What this suggests is that using the new method to create time series that include past years could produce comparable data, but comparing poverty estimates at different points in time using the old methods for past years and the new method for current estimates would produce a misleading picture. Whether estimates of poverty reduction over time using these new methodologies and adjustments are robust is also a matter of debate among economists.[10]
[1] "June 2025 Update to the Poverty and Inequality Platform (PIP)" (2025), Federica Alfani, Danielle V. Aron et. al., World Bank Group.
[2] The 68th round of the National Sample Survey estimated the Monthly Per capita Consumption Expenditure (MPCE) as captured using the MMRP method to be 12% higher in rural areas and 10% higher in urban areas on average, compared to the estimates obtained using the URP method. The corresponding increases using the MRP approach were 1% higher measured consumption in rural areas, and 3% higher in urban areas. "Key Indicators of Household Consumer Expenditure in India (July 2011-June 2012)", June 2013, Ministry of Statistics and Programme Implementation.
[3] "India: Trends in Poverty, 2011-12 to 2022-23, Methodology Note" (2025), World Bank Group.

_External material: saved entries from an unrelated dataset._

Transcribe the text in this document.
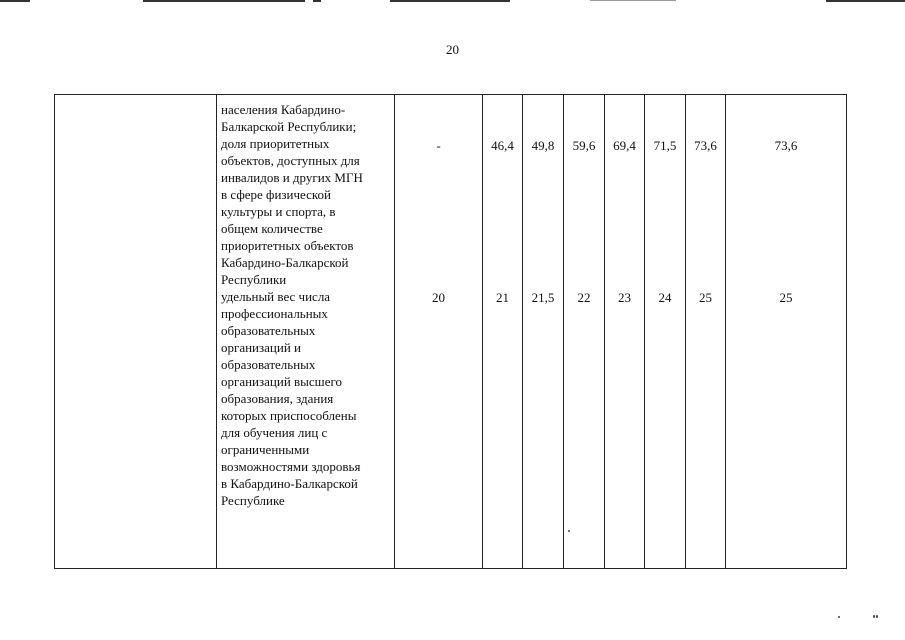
20
населения Кабардино-
Балкарской Республики;
доля приоритетных
объектов, доступных для
инвалидов и других МГН
в сфере физической
культуры и спорта, в
общем количестве
приоритетных объектов
Кабардино-Балкарской
Республики
-	46,4	49,8	59,6	69,4	71,5	73,6	73,6
удельный вес числа
профессиональных
образовательных
организаций и
образовательных
организаций высшего
образования, здания
которых приспособлены
для обучения лиц с
ограниченными
возможностями здоровья
в Кабардино-Балкарской
Республике
20	21	21,5	22	23	24	25	25
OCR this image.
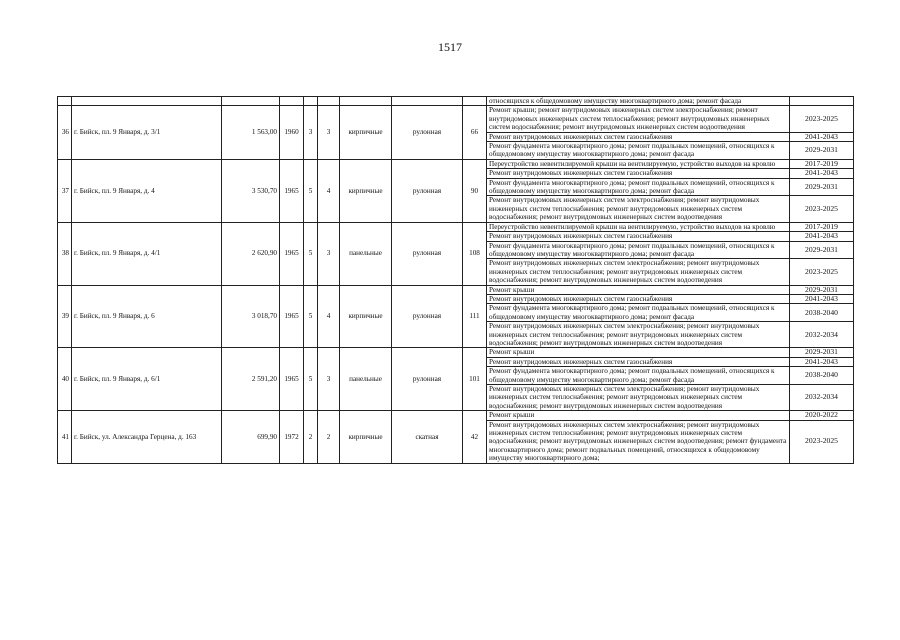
1517
									относящихся к общедомовому имуществу многоквартирного дома; ремонт фасада	
36	г. Бийск, пл. 9 Января, д. 3/1	1 563,00	1960	3	3	кирпичные	рулонная	66	Ремонт крыши; ремонт внутридомовых инженерных систем электроснабжения; ремонт внутридомовых инженерных систем теплоснабжения; ремонт внутридомовых инженерных систем водоснабжения; ремонт внутридомовых инженерных систем водоотведения	2023-2025
									Ремонт внутридомовых инженерных систем газоснабжения	2041-2043
									Ремонт фундамента многоквартирного дома; ремонт подвальных помещений, относящихся к общедомовому имуществу многоквартирного дома; ремонт фасада	2029-2031
37	г. Бийск, пл. 9 Января, д. 4	3 530,70	1965	5	4	кирпичные	рулонная	90	Переустройство невентилируемой крыши на вентилируемую, устройство выходов на кровлю	2017-2019
									Ремонт внутридомовых инженерных систем газоснабжения	2041-2043
									Ремонт фундамента многоквартирного дома; ремонт подвальных помещений, относящихся к общедомовому имуществу многоквартирного дома; ремонт фасада	2029-2031
									Ремонт внутридомовых инженерных систем электроснабжения; ремонт внутридомовых инженерных систем теплоснабжения; ремонт внутридомовых инженерных систем водоснабжения; ремонт внутридомовых инженерных систем водоотведения	2023-2025
38	г. Бийск, пл. 9 Января, д. 4/1	2 620,90	1965	5	3	панельные	рулонная	108	Переустройство невентилируемой крыши на вентилируемую, устройство выходов на кровлю	2017-2019
									Ремонт внутридомовых инженерных систем газоснабжения	2041-2043
									Ремонт фундамента многоквартирного дома; ремонт подвальных помещений, относящихся к общедомовому имуществу многоквартирного дома; ремонт фасада	2029-2031
									Ремонт внутридомовых инженерных систем электроснабжения; ремонт внутридомовых инженерных систем теплоснабжения; ремонт внутридомовых инженерных систем водоснабжения; ремонт внутридомовых инженерных систем водоотведения	2023-2025
39	г. Бийск, пл. 9 Января, д. 6	3 018,70	1965	5	4	кирпичные	рулонная	111	Ремонт крыши	2029-2031
									Ремонт внутридомовых инженерных систем газоснабжения	2041-2043
									Ремонт фундамента многоквартирного дома; ремонт подвальных помещений, относящихся к общедомовому имуществу многоквартирного дома; ремонт фасада	2038-2040
									Ремонт внутридомовых инженерных систем электроснабжения; ремонт внутридомовых инженерных систем теплоснабжения; ремонт внутридомовых инженерных систем водоснабжения; ремонт внутридомовых инженерных систем водоотведения	2032-2034
40	г. Бийск, пл. 9 Января, д. 6/1	2 591,20	1965	5	3	панельные	рулонная	101	Ремонт крыши	2029-2031
									Ремонт внутридомовых инженерных систем газоснабжения	2041-2043
									Ремонт фундамента многоквартирного дома; ремонт подвальных помещений, относящихся к общедомовому имуществу многоквартирного дома; ремонт фасада	2038-2040
									Ремонт внутридомовых инженерных систем электроснабжения; ремонт внутридомовых инженерных систем теплоснабжения; ремонт внутридомовых инженерных систем водоснабжения; ремонт внутридомовых инженерных систем водоотведения	2032-2034
41	г. Бийск, ул. Александра Герцена, д. 163	699,90	1972	2	2	кирпичные	скатная	42	Ремонт крыши	2020-2022
									Ремонт внутридомовых инженерных систем электроснабжения; ремонт внутридомовых инженерных систем теплоснабжения; ремонт внутридомовых инженерных систем водоснабжения; ремонт внутридомовых инженерных систем водоотведения; ремонт фундамента многоквартирного дома; ремонт подвальных помещений, относящихся к общедомовому имуществу многоквартирного дома;	2023-2025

[4] The conversion of older estimates using URP into MMRP-based estimates is done using adjustment factors. Apart from the absence of older MMRP estimates, spatial data on prices is also not available for older years, which makes the consumption aggregates and their normalisation to a fixed point in time more uncertain. For a critique of the time series under the new methodology, see "The Great Indian Poverty Debate" (2025), Gaurav Datt, The India Forum.
[5] "India: Trends in Poverty, 2011-12 to 2022-23, Methodology Note" (2025), World Bank Group.
[6] "Global Poverty Revisited Using 2021 PPPs and New Data on Consumption" (2025), Elizabeth Foster, Dean Jolliffe et. al., World Bank Group.
[7] "Global Poverty Revisited Using 2021 PPPs and New Data on Consumption" (2025), Elizabeth Foster, Dean Jolliffe, Gabriel Lara Ibarra, Christoph Lakner, Samuel Tetteh-Baah, World Bank Group.
[8] "June 2025 Update to the Poverty and Inequality Platform (PIP)" (2025), Federica Alfani, Danielle V. Aron et. al., World Bank Group.
[9] "India: Trends in Poverty, 2011-12 to 2022-23, Methodology Note" (2025), World Bank Group.
[10] "What Lies Behind the World Bank's Estimates of Low Poverty and Inequality in India?" (2025), Himanshu, The India Forum.